Wurstfest Guide: Tips for Visiting Wurstfest in New Braunfels

Let’s Get Ready for Wurstfest!

It’s that time of year again, when the crisp fall air ushers in the hum of polka music and the wafts of German bratwurst.  Wait who are we kidding? Austin doesn’t get fall air until at least December…but it’s time for New Braunfels’ annual Wurstfest, nonetheless.

Wurstfest kicked off in the early 1960s as a festival dedicated to sausage.  Originally named simply and sweetly, Sausage Fest, this day-long event drew in 2000 hungry visitors.  Now it has expanded into a 10-day affair, complete with amusement park, biergarten, and all the lederhosen you can handle!
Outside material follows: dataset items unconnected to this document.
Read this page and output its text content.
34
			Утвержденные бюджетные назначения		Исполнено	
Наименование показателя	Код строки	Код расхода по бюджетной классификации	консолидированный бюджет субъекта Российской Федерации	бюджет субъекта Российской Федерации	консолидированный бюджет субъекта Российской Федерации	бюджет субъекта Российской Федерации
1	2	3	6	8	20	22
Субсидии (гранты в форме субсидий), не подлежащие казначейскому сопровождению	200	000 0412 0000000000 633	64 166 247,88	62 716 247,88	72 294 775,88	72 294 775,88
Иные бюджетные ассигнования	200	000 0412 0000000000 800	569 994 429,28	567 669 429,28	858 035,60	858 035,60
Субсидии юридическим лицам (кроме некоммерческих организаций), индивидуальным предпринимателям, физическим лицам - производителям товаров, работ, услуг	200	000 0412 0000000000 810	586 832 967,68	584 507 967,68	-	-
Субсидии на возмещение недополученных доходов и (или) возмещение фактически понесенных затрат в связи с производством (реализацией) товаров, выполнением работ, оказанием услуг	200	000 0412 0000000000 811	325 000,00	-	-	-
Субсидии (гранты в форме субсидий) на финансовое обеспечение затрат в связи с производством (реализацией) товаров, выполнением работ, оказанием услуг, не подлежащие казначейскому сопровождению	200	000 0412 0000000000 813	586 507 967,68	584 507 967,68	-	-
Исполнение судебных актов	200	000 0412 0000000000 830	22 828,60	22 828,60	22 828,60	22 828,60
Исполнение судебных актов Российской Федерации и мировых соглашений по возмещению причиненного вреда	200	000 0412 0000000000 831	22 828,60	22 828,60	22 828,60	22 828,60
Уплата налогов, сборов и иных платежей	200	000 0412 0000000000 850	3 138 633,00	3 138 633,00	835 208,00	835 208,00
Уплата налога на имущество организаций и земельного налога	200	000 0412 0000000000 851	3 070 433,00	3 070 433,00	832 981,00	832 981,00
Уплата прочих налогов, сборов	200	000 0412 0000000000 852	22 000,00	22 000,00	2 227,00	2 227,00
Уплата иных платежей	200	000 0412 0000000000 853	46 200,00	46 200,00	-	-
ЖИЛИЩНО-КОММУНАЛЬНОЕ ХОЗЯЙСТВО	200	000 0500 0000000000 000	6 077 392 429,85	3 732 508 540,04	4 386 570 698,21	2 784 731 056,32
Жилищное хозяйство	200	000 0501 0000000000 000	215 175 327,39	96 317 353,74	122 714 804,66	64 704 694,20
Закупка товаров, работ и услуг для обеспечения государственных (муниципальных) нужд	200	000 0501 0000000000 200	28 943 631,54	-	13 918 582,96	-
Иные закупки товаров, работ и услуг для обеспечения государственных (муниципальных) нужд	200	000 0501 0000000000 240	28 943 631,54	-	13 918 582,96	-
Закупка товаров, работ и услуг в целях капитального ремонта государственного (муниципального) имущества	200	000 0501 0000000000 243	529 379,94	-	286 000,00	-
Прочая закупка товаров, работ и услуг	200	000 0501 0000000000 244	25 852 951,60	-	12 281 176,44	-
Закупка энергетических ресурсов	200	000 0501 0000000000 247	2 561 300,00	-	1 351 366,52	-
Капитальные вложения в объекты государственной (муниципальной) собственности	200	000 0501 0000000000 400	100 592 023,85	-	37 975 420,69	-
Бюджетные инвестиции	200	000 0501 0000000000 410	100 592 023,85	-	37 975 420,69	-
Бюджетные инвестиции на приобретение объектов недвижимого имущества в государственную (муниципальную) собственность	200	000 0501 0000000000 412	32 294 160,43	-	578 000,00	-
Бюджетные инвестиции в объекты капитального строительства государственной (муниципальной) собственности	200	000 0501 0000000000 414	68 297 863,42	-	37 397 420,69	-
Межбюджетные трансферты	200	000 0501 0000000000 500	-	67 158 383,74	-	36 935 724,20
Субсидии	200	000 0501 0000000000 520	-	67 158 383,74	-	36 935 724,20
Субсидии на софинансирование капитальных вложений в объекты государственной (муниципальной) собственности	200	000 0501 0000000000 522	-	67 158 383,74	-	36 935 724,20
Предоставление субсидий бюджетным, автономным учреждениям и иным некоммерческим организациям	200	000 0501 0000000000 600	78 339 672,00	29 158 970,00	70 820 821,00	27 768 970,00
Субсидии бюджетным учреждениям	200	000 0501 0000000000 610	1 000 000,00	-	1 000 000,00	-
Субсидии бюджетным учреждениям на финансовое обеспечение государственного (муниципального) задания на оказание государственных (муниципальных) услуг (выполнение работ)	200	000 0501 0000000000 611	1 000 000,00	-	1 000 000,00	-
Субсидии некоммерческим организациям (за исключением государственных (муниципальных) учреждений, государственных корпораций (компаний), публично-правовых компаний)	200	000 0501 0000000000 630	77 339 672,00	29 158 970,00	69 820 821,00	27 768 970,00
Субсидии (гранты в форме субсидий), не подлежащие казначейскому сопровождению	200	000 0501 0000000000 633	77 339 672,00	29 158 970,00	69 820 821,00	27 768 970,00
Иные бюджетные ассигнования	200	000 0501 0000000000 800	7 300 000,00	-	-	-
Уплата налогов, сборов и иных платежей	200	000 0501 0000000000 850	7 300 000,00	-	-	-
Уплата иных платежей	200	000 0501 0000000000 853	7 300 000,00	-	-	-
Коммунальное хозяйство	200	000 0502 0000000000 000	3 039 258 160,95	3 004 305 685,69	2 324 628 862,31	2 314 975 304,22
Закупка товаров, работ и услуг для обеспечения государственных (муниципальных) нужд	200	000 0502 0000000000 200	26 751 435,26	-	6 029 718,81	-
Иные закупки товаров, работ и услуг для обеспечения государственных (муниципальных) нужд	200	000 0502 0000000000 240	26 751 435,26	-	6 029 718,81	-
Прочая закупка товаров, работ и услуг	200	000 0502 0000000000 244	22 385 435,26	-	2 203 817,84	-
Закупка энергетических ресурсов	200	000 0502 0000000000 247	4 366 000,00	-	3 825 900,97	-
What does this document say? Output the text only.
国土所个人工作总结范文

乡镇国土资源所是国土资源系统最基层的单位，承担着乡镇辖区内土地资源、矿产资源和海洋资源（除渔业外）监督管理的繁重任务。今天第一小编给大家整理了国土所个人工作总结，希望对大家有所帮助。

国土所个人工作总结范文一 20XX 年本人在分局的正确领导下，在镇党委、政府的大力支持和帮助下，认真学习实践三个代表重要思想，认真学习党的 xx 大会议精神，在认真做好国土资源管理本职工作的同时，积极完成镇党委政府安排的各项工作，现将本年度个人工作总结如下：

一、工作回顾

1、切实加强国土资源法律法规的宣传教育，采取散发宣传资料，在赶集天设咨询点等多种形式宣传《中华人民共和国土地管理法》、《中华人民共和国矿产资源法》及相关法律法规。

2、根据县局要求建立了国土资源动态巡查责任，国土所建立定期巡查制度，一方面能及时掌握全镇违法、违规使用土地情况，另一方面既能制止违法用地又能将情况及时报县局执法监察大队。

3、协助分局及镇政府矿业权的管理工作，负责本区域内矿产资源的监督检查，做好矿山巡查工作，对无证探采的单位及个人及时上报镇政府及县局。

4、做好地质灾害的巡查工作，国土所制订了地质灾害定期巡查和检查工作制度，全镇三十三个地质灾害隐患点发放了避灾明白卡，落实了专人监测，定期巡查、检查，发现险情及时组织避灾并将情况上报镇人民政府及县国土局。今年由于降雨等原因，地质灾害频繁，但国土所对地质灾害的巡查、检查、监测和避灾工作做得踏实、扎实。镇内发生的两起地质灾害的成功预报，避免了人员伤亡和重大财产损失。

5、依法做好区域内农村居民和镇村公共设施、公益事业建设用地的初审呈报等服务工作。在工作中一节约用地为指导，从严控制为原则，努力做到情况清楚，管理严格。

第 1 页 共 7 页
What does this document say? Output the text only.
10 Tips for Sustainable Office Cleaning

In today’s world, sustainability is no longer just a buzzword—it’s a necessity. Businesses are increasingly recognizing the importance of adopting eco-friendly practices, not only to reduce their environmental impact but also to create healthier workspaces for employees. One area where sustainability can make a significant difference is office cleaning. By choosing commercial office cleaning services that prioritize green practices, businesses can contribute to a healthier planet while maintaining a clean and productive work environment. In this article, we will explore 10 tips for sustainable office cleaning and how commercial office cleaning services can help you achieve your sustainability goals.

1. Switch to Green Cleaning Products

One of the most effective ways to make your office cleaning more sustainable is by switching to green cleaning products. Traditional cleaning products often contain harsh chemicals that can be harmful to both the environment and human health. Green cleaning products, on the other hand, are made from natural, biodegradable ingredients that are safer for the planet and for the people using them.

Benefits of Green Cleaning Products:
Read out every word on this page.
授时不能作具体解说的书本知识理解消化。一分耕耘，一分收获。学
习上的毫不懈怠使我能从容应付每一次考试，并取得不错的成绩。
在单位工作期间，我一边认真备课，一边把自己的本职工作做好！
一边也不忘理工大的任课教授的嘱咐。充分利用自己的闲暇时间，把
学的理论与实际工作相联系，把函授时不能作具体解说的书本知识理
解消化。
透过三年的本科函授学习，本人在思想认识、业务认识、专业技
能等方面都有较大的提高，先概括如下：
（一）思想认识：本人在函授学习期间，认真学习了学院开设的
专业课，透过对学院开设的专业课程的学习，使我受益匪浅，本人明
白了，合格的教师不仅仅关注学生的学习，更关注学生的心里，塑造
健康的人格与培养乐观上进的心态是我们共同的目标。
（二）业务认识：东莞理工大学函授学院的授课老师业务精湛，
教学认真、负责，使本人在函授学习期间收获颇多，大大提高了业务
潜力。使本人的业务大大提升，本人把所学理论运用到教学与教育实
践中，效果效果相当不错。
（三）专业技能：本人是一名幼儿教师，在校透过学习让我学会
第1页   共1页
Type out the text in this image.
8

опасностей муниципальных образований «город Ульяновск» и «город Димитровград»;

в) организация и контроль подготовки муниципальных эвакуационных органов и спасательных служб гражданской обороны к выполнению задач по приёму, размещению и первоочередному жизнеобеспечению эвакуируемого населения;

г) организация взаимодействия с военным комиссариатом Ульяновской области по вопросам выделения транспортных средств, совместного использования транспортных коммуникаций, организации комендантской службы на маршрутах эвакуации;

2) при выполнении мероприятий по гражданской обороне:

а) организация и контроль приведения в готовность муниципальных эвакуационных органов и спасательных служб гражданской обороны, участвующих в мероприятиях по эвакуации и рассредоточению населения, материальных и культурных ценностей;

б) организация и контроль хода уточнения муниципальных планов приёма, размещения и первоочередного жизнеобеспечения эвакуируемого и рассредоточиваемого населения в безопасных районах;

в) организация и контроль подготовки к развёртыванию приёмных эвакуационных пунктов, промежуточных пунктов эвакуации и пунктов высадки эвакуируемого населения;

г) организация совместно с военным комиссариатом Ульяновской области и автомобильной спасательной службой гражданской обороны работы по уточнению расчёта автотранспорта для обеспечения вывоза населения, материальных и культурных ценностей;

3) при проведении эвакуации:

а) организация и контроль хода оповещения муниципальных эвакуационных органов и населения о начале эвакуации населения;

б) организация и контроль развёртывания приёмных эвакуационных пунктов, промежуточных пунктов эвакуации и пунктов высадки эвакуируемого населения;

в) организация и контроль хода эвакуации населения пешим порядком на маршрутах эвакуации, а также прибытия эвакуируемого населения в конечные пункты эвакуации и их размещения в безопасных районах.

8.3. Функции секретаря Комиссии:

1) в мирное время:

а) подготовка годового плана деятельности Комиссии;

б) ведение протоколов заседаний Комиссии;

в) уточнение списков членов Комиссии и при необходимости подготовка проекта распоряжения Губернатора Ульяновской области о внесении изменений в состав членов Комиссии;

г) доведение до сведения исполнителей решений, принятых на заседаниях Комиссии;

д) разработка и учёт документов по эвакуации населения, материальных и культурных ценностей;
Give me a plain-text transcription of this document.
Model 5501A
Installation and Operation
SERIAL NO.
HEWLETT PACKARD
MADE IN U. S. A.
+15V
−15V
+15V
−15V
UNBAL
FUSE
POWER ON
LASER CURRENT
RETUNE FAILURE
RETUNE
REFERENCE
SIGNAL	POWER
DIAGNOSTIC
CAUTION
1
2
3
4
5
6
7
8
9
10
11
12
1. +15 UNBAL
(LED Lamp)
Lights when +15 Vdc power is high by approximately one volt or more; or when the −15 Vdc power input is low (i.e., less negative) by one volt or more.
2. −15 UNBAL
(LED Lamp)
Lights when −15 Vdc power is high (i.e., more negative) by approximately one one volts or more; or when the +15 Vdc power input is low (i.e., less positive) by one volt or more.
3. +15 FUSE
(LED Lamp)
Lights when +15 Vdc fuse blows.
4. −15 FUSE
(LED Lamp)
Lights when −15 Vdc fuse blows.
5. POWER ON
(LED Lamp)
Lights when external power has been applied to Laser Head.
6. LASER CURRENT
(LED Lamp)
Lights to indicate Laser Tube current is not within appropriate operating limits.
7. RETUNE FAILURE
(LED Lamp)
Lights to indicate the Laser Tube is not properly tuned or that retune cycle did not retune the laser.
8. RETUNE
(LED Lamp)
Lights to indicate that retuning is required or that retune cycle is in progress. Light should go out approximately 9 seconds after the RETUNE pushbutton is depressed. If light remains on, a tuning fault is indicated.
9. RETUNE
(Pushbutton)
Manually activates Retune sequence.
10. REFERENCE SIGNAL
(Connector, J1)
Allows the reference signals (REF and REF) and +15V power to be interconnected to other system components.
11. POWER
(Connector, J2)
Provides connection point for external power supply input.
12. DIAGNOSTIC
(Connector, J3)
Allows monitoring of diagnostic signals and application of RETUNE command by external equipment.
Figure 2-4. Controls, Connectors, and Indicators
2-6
If you are thinking about attending this tribute to German culture deep in the heart of Texas, here’s a few things to know before and when you go:

  • Cash is King.  While some vendors do accept debit/credit cards, admission and drink tickets may only be purchased with cash.  ATMs are available on-site, so come prepared with either cash or your debit card.
  • Plan Ahead.  Buy your ticket ahead of time on Wurstfest’s website.  One less line to stand in.  You can even purchase drink tickets ahead of time!
  • Costumes are Encouraged.  Whether it’s lederhosen, Dirndls, or just a silly hat, Wurstfest encourages all types of funny attire.  Remember this is a family affair though, so keep your outfits PG!
  • Find a “Home”.  If you are visiting with a group, it is SO easy to get lost in the giant complex that is Wurstfest.  Designate a spot as your homebase, as well as a meeting time when everyone needs to return to homebase.  Pro tip? Make the time about 20 minutes earlier than you actually want to meet…it is really easy to get lost (or distracted with all the beer and dancing).
  • So.  Much.  Beer. Beer is available by the pint or the pitcher.  A true Wurstfest enthusiast gets a pitcher…just for themselves.  We recommend bringing a hands-free boot (imagine a boot-shaped mug strapped around your neck) as there is not always somewhere readily available to set your mug down.
  • Get a Designated Driver.  With all this beer, safety is a serious concern.  One you won’t be thinking much about after a few of those pitchers, so make sure you plan ahead.
  • Dance!  If you don’t know how to do the Chicken Dance or the Polka…you should.  Let one of the old-timers teach you a step or two. Or just get out there and see how it goes.  With a name like the Chicken Dance, even those in the know are looking a little bit silly, so there’s no reason why you can’t join in!